Moments later, Seely advanced to third base. Immediately he awaited a pat on the back or at least a handshake or high five from his head coach of the time. Instead, however, he got a dose of sarcastic constructive criticism.

“What the heck are you doing,” Van Horn said to Seely. “Why are you running?” Seely, adamant of what he thought he’d seen, explained himself to his coach. “No, shooter.” Van Horn said in response. “Good job on the hit. I was just shooting you (a) gun.”

A moment of seriousness transitioned into comedic exchanges between Seely and his head coach, as the two reverted back to a more serious tone shortly after.

Moments like this, capture the nature of their relationship.

The two formed a special relationship during their time together in Lincoln, primarily due to Van Horn’s admiration for the OSU assistant coach’s work ethic.

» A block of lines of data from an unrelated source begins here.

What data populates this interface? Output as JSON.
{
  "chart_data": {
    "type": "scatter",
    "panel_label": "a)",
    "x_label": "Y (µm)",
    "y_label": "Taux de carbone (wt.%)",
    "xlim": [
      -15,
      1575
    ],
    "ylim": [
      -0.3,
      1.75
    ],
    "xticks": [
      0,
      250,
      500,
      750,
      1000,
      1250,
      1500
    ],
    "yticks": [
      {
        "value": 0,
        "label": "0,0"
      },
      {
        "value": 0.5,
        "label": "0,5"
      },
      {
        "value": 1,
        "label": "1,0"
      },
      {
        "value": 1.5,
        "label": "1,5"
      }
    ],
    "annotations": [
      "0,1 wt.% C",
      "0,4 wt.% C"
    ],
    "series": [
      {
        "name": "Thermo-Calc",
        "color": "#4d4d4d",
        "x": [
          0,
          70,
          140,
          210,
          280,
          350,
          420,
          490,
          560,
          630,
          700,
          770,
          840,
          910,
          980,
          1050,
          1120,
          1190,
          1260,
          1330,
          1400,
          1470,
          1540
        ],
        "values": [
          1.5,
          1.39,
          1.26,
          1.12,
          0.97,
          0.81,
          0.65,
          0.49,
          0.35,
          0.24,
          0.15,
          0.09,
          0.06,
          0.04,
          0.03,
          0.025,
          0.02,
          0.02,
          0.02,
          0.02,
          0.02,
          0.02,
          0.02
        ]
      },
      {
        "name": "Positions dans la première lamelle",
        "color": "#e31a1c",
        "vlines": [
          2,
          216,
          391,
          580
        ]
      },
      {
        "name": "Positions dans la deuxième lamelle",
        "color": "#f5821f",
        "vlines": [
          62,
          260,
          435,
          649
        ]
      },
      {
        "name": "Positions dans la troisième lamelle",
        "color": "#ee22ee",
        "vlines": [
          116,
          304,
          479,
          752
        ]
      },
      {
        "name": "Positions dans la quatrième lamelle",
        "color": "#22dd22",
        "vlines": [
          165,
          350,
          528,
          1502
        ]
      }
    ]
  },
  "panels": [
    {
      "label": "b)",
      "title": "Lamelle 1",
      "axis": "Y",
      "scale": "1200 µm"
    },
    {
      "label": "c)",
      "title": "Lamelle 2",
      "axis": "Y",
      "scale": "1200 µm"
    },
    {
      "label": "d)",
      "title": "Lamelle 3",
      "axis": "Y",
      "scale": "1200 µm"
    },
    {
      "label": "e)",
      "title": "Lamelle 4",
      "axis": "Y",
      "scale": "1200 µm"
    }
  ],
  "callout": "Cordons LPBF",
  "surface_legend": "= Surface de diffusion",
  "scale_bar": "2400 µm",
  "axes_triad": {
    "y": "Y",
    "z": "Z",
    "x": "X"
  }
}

Van Horn says Seely stuck out not necessarily because of his talents, but because of his willingness to learn more and improve.

“He was like a gym rat,” Van Horn said. “He always wanted to get better. He was a great guy when I coached him and he’s the same way today.”

Seely graduated from Nebraska in 2003 while Van Horn was hired by Arkansas that same year.

Nothing changed between the two.

As Seely began to advance in his post-athletics career, the two remained in touch.

“We’d still speak about four to six times a year on the phone or however,” Seely said. “We’d talk over the summer a couple of times usually.”

Seely was hired by OSU as an assistant coach following the conclusion of the 2021 season, and Van Horn was one of the first to congratulate him on finding a home in one of the big names of college baseball in OSU.

One year later, the two met at O’Brate Stadium as the Cowboys and Razorbacks squared off in the Stillwater Regional.

“It’s a little bittersweet for me,” Seely said. “He did a lot for me in my career. I was just a boy from East Texas, never seen snow in my life. So to go up to Lincoln, and play at Nebraska under him like I did and take a chance, it was awesome. He put together some really good teams, I just happened to be a part of them.”

Four days later, after three back-and-forth, down-to-the-wire games between the two teams setting numerous NCAA baseball postseason records, Arkansas came out of regional play victorious.

While Seely and Van Horn both were stationed in opposite dugouts during games, that didn’t stop them from rekindling their relationship to an extent outside of baseball, speaking multiple times before and during the regional.

Van Horn said seeing Seely have the success he’s had over the course of his career is special for him to see as his former head coach. They may have been on opposite sides this week, however, Van Horn can’t help but reminisce slightly regarding how much his player from long ago has grown in a 20 year span.

“When we compete against each other I want to win of course,” Van Horn said. “But I’m just happy for him that he’s been able to have so much success coaching at this level, which is not an easy thing to do. He’s going to be a head coach one day. So, it was just cool going up against him this weekend and I wish him nothing but the best.”